Infection Prevention and Control Program Governance and structure: the foundations underpinning effective system governance.

Mrs. Kathy Dempsey1,2, Dr Susan Jain1,2, Assoc Prof Patricia Bradd1,3, DR Kate Clezy1, Professor David Greenfield2

1Clinical Excellence Commission – NSW Health, St Leonards, Australia, 2School of Population Health, UNSW, Sydney, Australia, 3School of Public Health, UTS, Sydney, Australia

Biography:

Kathy is NSW chief ICP and HAI advisor at the Clinical Excellence Commission (CEC), NSW Health. Kathy is a Credentialed Expert ICP (CICP-E), and a fellow of ACIPC, highly skilled and regarded with a range of qualifications, internationally recognized certifications and a current future leaders of healthcare DrPH candidate.

Abstract:

Background

Infection Prevention and Control (IPC) is unique to patient safety and quality, as it is universally relevant to every health worker and patient, at every healthcare interaction. A strong governance is crucial for an IPC program to be functional at national and healthcare facility levels. Existing IPC Governance targets systems with improvements required for program level.

Aim

To examine a twofold research question: first, what are the governance, strategy and organisational structures of IPC programs across Australia?; and second, what are the essential elements for a standardised, consistent IPC governance framework?
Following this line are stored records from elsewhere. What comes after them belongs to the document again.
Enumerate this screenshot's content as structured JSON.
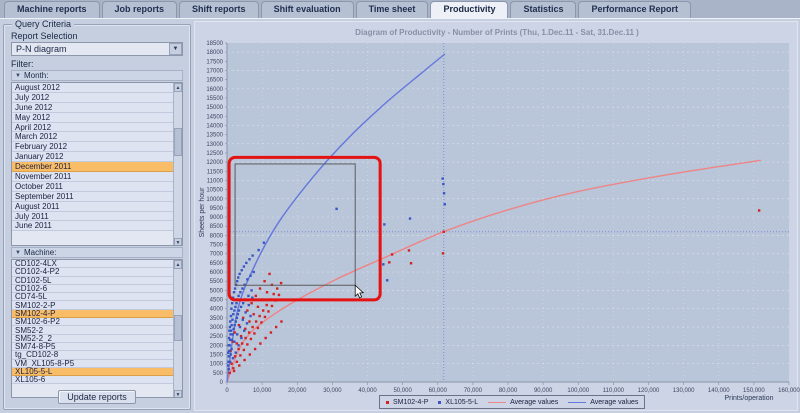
{
  "tabs": {
    "items": [
      {
        "label": "Machine reports",
        "active": false
      },
      {
        "label": "Job reports",
        "active": false
      },
      {
        "label": "Shift reports",
        "active": false
      },
      {
        "label": "Shift evaluation",
        "active": false
      },
      {
        "label": "Time sheet",
        "active": false
      },
      {
        "label": "Productivity",
        "active": true
      },
      {
        "label": "Statistics",
        "active": false
      },
      {
        "label": "Performance Report",
        "active": false
      }
    ]
  },
  "sidebar": {
    "group_title": "Query Criteria",
    "report_selection_label": "Report Selection",
    "report_selection_value": "P-N diagram",
    "filter_label": "Filter:",
    "month_header": "Month:",
    "months": [
      {
        "label": "August 2012",
        "selected": false
      },
      {
        "label": "July 2012",
        "selected": false
      },
      {
        "label": "June 2012",
        "selected": false
      },
      {
        "label": "May 2012",
        "selected": false
      },
      {
        "label": "April 2012",
        "selected": false
      },
      {
        "label": "March 2012",
        "selected": false
      },
      {
        "label": "February 2012",
        "selected": false
      },
      {
        "label": "January 2012",
        "selected": false
      },
      {
        "label": "December 2011",
        "selected": true
      },
      {
        "label": "November 2011",
        "selected": false
      },
      {
        "label": "October 2011",
        "selected": false
      },
      {
        "label": "September 2011",
        "selected": false
      },
      {
        "label": "August 2011",
        "selected": false
      },
      {
        "label": "July 2011",
        "selected": false
      },
      {
        "label": "June 2011",
        "selected": false
      }
    ],
    "machine_header": "Machine:",
    "machines": [
      {
        "label": "CD102-4LX",
        "selected": false
      },
      {
        "label": "CD102-4-P2",
        "selected": false
      },
      {
        "label": "CD102-5L",
        "selected": false
      },
      {
        "label": "CD102-6",
        "selected": false
      },
      {
        "label": "CD74-5L",
        "selected": false
      },
      {
        "label": "SM102-2-P",
        "selected": false
      },
      {
        "label": "SM102-4-P",
        "selected": true
      },
      {
        "label": "SM102-6-P2",
        "selected": false
      },
      {
        "label": "SM52-2",
        "selected": false
      },
      {
        "label": "SM52-2_2",
        "selected": false
      },
      {
        "label": "SM74-8-P5",
        "selected": false
      },
      {
        "label": "tg_CD102-8",
        "selected": false
      },
      {
        "label": "VM_XL105-8-P5",
        "selected": false
      },
      {
        "label": "XL105-5-L",
        "selected": true
      },
      {
        "label": "XL105-6",
        "selected": false
      }
    ],
    "update_button": "Update reports"
  },
  "chart_data": {
    "type": "scatter",
    "title": "Diagram of Productivity - Number of Prints   (Thu, 1.Dec.11  - Sat, 31.Dec.11 )",
    "xlabel": "Prints/operation",
    "ylabel": "Sheets per hour",
    "xlim": [
      0,
      160000
    ],
    "ylim": [
      0,
      18500
    ],
    "x_tick_step": 10000,
    "y_tick_step": 500,
    "grid": true,
    "legend_position": "bottom",
    "colors": {
      "red_series": "#d42020",
      "blue_series": "#3a56c4",
      "red_curve": "#ee8585",
      "blue_curve": "#6377dc",
      "crosshair": "#7c8cd6",
      "annotation_red": "#e51212",
      "selection_gray": "#5c5c5c",
      "selected_row_orange": "#f9bd68"
    },
    "crosshair": {
      "x": 61700,
      "y": 8200
    },
    "series": [
      {
        "name": "SM102-4-P",
        "color": "#d42020",
        "points": [
          [
            800,
            500
          ],
          [
            1300,
            1000
          ],
          [
            1800,
            750
          ],
          [
            2300,
            1400
          ],
          [
            2800,
            1100
          ],
          [
            3300,
            1800
          ],
          [
            3800,
            1450
          ],
          [
            4300,
            2100
          ],
          [
            4800,
            1750
          ],
          [
            5300,
            2400
          ],
          [
            5800,
            2050
          ],
          [
            6300,
            2700
          ],
          [
            6800,
            2350
          ],
          [
            7300,
            3000
          ],
          [
            7800,
            2650
          ],
          [
            8300,
            3300
          ],
          [
            8800,
            2950
          ],
          [
            9300,
            3600
          ],
          [
            9800,
            3250
          ],
          [
            10300,
            3900
          ],
          [
            10800,
            3550
          ],
          [
            11300,
            4200
          ],
          [
            11800,
            3850
          ],
          [
            12300,
            4500
          ],
          [
            12800,
            4150
          ],
          [
            13300,
            4800
          ],
          [
            13800,
            4450
          ],
          [
            14300,
            5100
          ],
          [
            14800,
            4750
          ],
          [
            15400,
            5400
          ],
          [
            1000,
            1700
          ],
          [
            1600,
            2200
          ],
          [
            2200,
            2700
          ],
          [
            2800,
            2100
          ],
          [
            3400,
            3100
          ],
          [
            4000,
            2500
          ],
          [
            4600,
            3500
          ],
          [
            5200,
            2900
          ],
          [
            5800,
            3900
          ],
          [
            6400,
            3300
          ],
          [
            7000,
            4300
          ],
          [
            7600,
            3700
          ],
          [
            8200,
            4700
          ],
          [
            8800,
            4100
          ],
          [
            9400,
            5100
          ],
          [
            10000,
            4500
          ],
          [
            10700,
            5500
          ],
          [
            11400,
            4900
          ],
          [
            12100,
            5900
          ],
          [
            12800,
            5300
          ],
          [
            2000,
            600
          ],
          [
            3500,
            900
          ],
          [
            5000,
            1200
          ],
          [
            6500,
            1500
          ],
          [
            8000,
            1800
          ],
          [
            9500,
            2100
          ],
          [
            11000,
            2400
          ],
          [
            12500,
            2700
          ],
          [
            14000,
            3000
          ],
          [
            15500,
            3300
          ],
          [
            46200,
            6530
          ],
          [
            47000,
            6960
          ],
          [
            51800,
            7180
          ],
          [
            52400,
            6480
          ],
          [
            61500,
            7020
          ],
          [
            61700,
            8200
          ],
          [
            151500,
            9360
          ]
        ]
      },
      {
        "name": "XL105-5-L",
        "color": "#3a56c4",
        "points": [
          [
            300,
            900
          ],
          [
            350,
            1600
          ],
          [
            420,
            1100
          ],
          [
            480,
            2000
          ],
          [
            520,
            1400
          ],
          [
            580,
            2400
          ],
          [
            640,
            1700
          ],
          [
            700,
            2800
          ],
          [
            760,
            2000
          ],
          [
            820,
            3000
          ],
          [
            880,
            2300
          ],
          [
            940,
            3300
          ],
          [
            1000,
            2600
          ],
          [
            1060,
            1500
          ],
          [
            1120,
            3600
          ],
          [
            1180,
            2800
          ],
          [
            1250,
            4000
          ],
          [
            1320,
            3100
          ],
          [
            1400,
            2300
          ],
          [
            1480,
            4300
          ],
          [
            1560,
            3400
          ],
          [
            1640,
            2600
          ],
          [
            1720,
            4600
          ],
          [
            1800,
            3700
          ],
          [
            1900,
            2900
          ],
          [
            2000,
            4900
          ],
          [
            2100,
            3900
          ],
          [
            2200,
            3100
          ],
          [
            2300,
            5100
          ],
          [
            2400,
            4100
          ],
          [
            2500,
            3300
          ],
          [
            2600,
            5300
          ],
          [
            2700,
            4300
          ],
          [
            2800,
            3500
          ],
          [
            2900,
            5500
          ],
          [
            3000,
            4500
          ],
          [
            3100,
            3700
          ],
          [
            3200,
            5700
          ],
          [
            3300,
            4700
          ],
          [
            3400,
            3900
          ],
          [
            3600,
            5900
          ],
          [
            3800,
            4900
          ],
          [
            4000,
            4100
          ],
          [
            4200,
            6100
          ],
          [
            4400,
            5100
          ],
          [
            4600,
            4300
          ],
          [
            4800,
            6300
          ],
          [
            5000,
            5300
          ],
          [
            5200,
            4500
          ],
          [
            5500,
            6500
          ],
          [
            5800,
            5600
          ],
          [
            6100,
            4700
          ],
          [
            6400,
            6700
          ],
          [
            6700,
            5800
          ],
          [
            7000,
            5000
          ],
          [
            7300,
            6900
          ],
          [
            7600,
            6000
          ],
          [
            500,
            700
          ],
          [
            900,
            1100
          ],
          [
            1300,
            1800
          ],
          [
            1700,
            1300
          ],
          [
            2100,
            2200
          ],
          [
            2500,
            1600
          ],
          [
            2900,
            2600
          ],
          [
            3300,
            2000
          ],
          [
            3700,
            3000
          ],
          [
            4100,
            2400
          ],
          [
            4500,
            3400
          ],
          [
            4900,
            2800
          ],
          [
            5300,
            3800
          ],
          [
            5700,
            3200
          ],
          [
            6200,
            4200
          ],
          [
            6700,
            3600
          ],
          [
            7200,
            4600
          ],
          [
            9000,
            7200
          ],
          [
            10500,
            7600
          ],
          [
            31200,
            9450
          ],
          [
            44500,
            6420
          ],
          [
            44800,
            8600
          ],
          [
            45600,
            5550
          ],
          [
            52100,
            8920
          ],
          [
            61400,
            11100
          ],
          [
            61600,
            10800
          ],
          [
            61800,
            10300
          ],
          [
            62000,
            9700
          ]
        ]
      }
    ],
    "average_curves": [
      {
        "name": "Average values",
        "series": "SM102-4-P",
        "color": "#ee8585",
        "points": [
          [
            0,
            0
          ],
          [
            5000,
            2300
          ],
          [
            15000,
            3900
          ],
          [
            30000,
            5500
          ],
          [
            45000,
            6800
          ],
          [
            61700,
            8200
          ],
          [
            80000,
            9400
          ],
          [
            100000,
            10400
          ],
          [
            125000,
            11300
          ],
          [
            152000,
            12100
          ]
        ]
      },
      {
        "name": "Average values",
        "series": "XL105-5-L",
        "color": "#6377dc",
        "points": [
          [
            0,
            0
          ],
          [
            3000,
            3900
          ],
          [
            8000,
            6400
          ],
          [
            15000,
            8800
          ],
          [
            25000,
            11300
          ],
          [
            35000,
            13400
          ],
          [
            45000,
            15200
          ],
          [
            55000,
            16800
          ],
          [
            62000,
            17900
          ]
        ]
      }
    ],
    "selection_rect": {
      "x1": 2300,
      "y1": 5280,
      "x2": 36500,
      "y2": 11900
    },
    "annotation_rect": {
      "x1": 600,
      "y1": 4480,
      "x2": 43600,
      "y2": 12260
    },
    "legend": [
      {
        "type": "point",
        "color": "#d42020",
        "label": "SM102-4-P"
      },
      {
        "type": "point",
        "color": "#3a56c4",
        "label": "XL105-5-L"
      },
      {
        "type": "line",
        "color": "#ee8585",
        "label": "Average values"
      },
      {
        "type": "line",
        "color": "#6377dc",
        "label": "Average values"
      }
    ]
  }
}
To evaluate and develop a standardised IPC program governance framework with reported essential elements.

Methods

Comprising four integrated steps: document review using thematic analysis of clinician perspective; a survey; open discussion moderated by an expert panel and expert panel review, incorporating a modified Delphi approach for consensus and validated framework guidance.

Results

Governance is variable across programs and environments, including aged care. IPC programs have reporting lines to public health (42%), patient safety (30%), with the remainder (27%) split across clinical governance, policy regulation, aged care or nursing services. Essential elements reported (81%): IPC expertise/leadership, standardised/consistent structure, resourcing and acknowledgement. The expert panel reviewed structural benefits, strengths and opportunities for improvement of programs. Consensus for future Australian IPC is to strengthen and expand IPC nationally.

Conclusion

Governance of IPC in healthcare is dynamic and evolving, yet variable and inconsistent. While global efforts focus on strengthening IPC broadly, this study has developed a detailed foundational program level governance framework.